- Directed by: Ralph Keene
- Written by: Laurie Lee
- Produced by: Edgar Anstey Ian Ferguson
- Narrated by: Stephen Murray
- Cinematography: Patrick Carey
- Edited by: Ralph Sheldon
- Music by: Edward Williams
- Production company: British Transport Films
- Distributed by: New Realm Pictures
- Release date: 1958;
- Running time: 28 minutes
- Country: United Kingdom
- Language: English

= Journey into Spring =

1956 British short documentary film

Journey into Spring is a 1958 British short documentary film directed by Ralph Keene, and made by British Transport Films. It won the 1958 BAFTA Award for Best Documentary, and was nominated for two Academy Awards: one for Best Documentary Short, the other for Best Live Action Short.

The film, partly a tribute to Gilbert White, author of The Natural History of Selborne, features a commentary by the poet Laurie Lee, and camerawork by the wildlife cinematographer Patrick Carey.

== Reception ==
The Monthly Film Bulletin wrote: "Selborne is shown at the beginning of spring, and the film explores the hedgerows, ponds and nests, showing the proliferating life there. Laurie Lee's commentary is preciously postic, the colour (by Technicolor) is good; but the note of wistful lyricism is spun out for rather too long."

Kine Weekly wrote: "Delightful interest featurette, brilliantly photographed in Technicolor, dealing with animal, bird and plant life in Selborne, Hampshire, made famous by Gilbert White, the great 18th-century naturalist. Its close-ups and long shots are beautifully blended, and the result is screen poetry, understandable to all."

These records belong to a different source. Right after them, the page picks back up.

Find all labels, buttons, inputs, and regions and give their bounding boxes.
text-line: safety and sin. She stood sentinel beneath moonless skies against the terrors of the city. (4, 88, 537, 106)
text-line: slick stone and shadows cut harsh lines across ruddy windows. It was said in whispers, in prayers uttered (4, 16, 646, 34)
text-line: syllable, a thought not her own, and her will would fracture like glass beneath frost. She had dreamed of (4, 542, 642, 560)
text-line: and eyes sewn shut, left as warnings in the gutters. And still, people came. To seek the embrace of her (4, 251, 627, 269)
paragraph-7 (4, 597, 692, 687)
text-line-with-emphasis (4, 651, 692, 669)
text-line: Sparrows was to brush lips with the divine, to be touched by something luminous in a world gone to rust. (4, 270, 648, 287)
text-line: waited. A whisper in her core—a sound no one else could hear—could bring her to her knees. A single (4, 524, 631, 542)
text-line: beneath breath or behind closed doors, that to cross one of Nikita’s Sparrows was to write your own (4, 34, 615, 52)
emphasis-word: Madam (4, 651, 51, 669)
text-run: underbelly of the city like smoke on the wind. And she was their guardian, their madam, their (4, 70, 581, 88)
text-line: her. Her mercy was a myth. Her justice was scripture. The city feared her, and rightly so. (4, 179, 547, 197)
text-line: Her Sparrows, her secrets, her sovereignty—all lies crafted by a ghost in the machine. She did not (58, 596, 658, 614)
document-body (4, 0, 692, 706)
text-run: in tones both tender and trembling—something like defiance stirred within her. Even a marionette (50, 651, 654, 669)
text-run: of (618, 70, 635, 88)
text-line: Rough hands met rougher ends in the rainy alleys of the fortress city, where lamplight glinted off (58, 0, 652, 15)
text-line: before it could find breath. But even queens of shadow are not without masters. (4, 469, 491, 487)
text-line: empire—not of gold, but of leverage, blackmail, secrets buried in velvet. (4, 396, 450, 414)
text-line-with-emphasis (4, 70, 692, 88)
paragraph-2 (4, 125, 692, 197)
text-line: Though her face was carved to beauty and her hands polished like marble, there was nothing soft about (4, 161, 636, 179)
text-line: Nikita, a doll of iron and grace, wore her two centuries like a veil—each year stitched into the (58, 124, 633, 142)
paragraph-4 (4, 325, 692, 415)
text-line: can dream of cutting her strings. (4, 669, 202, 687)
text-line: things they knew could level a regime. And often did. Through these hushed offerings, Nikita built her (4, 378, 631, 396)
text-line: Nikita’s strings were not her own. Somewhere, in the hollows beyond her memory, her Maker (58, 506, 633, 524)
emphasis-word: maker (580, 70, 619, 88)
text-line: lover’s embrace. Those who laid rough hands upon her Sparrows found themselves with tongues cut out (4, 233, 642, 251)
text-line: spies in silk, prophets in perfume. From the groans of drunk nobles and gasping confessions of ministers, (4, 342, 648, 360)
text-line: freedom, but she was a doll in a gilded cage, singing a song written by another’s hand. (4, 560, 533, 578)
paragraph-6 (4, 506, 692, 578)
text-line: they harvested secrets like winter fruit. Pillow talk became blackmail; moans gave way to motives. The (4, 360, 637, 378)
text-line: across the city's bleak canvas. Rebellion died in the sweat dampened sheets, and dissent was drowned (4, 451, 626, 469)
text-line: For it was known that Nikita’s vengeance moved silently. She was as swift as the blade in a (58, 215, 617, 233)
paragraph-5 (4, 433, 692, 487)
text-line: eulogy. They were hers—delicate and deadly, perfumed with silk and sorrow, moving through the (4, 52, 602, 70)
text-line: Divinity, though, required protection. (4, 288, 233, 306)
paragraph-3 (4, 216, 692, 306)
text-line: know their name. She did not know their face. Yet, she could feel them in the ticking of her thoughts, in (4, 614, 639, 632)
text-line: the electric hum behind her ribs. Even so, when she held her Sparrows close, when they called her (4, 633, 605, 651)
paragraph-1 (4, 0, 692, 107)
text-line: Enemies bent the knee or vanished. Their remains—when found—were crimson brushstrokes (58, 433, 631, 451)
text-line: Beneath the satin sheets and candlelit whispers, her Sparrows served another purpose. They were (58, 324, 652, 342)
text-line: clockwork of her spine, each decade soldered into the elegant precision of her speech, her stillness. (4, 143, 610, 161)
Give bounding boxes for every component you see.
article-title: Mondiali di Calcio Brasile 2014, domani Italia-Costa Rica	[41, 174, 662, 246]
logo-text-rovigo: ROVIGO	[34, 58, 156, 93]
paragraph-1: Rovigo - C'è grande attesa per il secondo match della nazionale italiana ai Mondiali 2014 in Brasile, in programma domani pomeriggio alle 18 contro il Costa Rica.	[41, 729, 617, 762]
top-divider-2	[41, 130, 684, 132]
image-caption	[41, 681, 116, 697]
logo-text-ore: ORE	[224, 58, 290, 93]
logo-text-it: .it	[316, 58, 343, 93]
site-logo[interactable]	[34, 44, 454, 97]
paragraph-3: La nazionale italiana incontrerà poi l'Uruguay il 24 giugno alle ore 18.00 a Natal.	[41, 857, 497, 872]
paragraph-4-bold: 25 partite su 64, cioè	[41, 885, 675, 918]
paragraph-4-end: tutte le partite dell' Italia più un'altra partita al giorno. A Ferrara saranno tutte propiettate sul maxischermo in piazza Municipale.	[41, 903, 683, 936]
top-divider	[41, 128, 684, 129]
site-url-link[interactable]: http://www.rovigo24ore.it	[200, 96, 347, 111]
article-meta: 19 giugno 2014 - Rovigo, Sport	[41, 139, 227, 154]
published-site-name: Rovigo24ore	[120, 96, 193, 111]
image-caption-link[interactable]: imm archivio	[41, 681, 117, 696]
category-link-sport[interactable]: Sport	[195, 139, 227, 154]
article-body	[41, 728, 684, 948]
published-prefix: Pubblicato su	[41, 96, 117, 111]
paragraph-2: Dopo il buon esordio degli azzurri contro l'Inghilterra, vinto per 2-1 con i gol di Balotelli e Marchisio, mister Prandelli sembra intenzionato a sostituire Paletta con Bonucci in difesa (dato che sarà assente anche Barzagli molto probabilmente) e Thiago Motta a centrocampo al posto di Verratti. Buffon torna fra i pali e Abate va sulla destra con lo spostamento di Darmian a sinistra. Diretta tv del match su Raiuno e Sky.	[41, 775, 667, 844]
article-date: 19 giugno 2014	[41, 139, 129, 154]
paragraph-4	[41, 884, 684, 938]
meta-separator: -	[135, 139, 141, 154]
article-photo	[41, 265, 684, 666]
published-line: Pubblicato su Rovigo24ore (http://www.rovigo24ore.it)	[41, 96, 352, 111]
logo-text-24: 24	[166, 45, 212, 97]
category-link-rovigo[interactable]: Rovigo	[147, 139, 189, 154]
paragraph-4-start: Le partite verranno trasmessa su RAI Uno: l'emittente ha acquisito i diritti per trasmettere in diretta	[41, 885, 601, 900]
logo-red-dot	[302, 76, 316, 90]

Lindsay Anderson wrote in the New Statesman: "Journey Into Spring is undynamic, ordinary in conception, and without the slightest touch of personal feeling; it is ornamented by one of those terrible 'poetic' commentaries which tries to supplant the images on the screen with 'literary' fancies of its own (Mr Laurie Lee is responsible for this); in any real sense it is wholly unlyrical. All the same, by conventional standards of technique, it is a job well done: everything joins together nicely, the soundtrack is well laid [and] the photography is excellent. But it is still legitimate to ask – is this enough? These vernal moles, stained glass windows and shiny airliners – is this what the finest flower of the British Cinema (and I think it is legitimate to refer to the documentary movement in such terms) has been reduced to?"

BFI Screenonline wrote: "This is one of BTF's loveliest films, and a valuable record of the teeming variety that lurks in Britain's ponds and hedgerows."

== Home media ==
The film is included in the BFI British Transport Films Collection DVD – Volume 5: Off The Beaten Track (2007).